President Donald Trump stood proudly next to a border barrier between Mexico and California on Friday and promoted it as a section of his new wall. One problem: It’s a replacement barrier of a decades-old fence that was approved by the Obama administration.
The $18 million-dollar project Trump touted replaced a 2.25-mile section of a 1990s barrier made of steel from Vietnam War-era military aircraft landing mats with 30-foot bollards.
The Obama administration approved the upgrade in 2009. The project was funded and completed by the Trump administration last year — before any money had been allocated for the president’s wall.
When construction began in early 2018, border officials made clear that it wasn’t part of Trump’s wall.

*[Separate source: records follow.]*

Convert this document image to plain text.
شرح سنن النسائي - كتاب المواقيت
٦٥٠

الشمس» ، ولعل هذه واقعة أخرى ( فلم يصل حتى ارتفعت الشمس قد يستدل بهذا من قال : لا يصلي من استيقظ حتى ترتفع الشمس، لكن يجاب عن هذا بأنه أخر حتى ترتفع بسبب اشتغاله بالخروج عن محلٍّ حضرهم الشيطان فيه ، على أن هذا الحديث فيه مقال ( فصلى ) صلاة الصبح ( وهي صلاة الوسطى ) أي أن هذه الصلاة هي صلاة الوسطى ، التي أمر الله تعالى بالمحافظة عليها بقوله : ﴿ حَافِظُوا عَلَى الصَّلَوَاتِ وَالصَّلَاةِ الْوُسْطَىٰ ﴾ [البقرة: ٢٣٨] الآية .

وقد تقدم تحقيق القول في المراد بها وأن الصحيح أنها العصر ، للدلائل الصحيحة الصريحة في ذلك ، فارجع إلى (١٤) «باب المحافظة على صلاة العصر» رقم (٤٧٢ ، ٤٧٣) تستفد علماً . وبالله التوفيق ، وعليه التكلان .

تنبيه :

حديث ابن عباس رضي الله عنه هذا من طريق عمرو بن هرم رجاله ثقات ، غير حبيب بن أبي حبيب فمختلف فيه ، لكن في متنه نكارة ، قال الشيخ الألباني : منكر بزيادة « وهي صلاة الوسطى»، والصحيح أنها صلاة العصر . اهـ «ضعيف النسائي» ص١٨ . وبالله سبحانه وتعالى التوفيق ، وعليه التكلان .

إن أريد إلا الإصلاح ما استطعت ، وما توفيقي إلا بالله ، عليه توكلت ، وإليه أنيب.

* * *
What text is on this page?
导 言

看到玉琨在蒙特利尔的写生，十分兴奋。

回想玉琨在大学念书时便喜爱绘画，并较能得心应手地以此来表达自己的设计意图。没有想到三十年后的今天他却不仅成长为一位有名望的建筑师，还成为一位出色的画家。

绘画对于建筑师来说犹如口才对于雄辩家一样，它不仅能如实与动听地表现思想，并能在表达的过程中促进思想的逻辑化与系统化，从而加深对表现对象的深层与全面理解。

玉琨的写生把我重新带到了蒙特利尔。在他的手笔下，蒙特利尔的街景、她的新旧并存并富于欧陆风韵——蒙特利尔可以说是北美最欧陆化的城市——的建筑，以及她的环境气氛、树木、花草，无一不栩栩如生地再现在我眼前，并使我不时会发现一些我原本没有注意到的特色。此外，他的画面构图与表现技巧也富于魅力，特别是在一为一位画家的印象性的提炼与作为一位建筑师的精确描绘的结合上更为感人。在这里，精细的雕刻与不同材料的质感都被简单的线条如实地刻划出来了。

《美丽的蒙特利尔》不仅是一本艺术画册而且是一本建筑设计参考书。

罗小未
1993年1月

“We just wanted to get out in front of it and let everybody know that this is a local tactical infrastructure project that was planned for quite some time,” David Kim, assistant chief patrol agent for the Border Patrol’s El Centro sector, told the Desert Sun at the time.
He added that he wanted to ensure that there is “no confusion about whether … this is tied to some of the bigger immigration debates that are currently going on.”
“This plaque was installed on October 26, 2018, to commemorate the completion of the first section of President Trump’s border wall,” it reads. The plaque includes the presidential seal, Trump’s name and several officials’ names.
Homeland Security officials at that time also stopped calling border barriers “fences” and started calling them “part of a border wall” or a “border wall system.”
Trump has long insisted that his barrier would be a “concrete wall” — and that it would be paid for by Mexico. He has declared a national emergency to build the wall, because Congress would not allocate funds for it.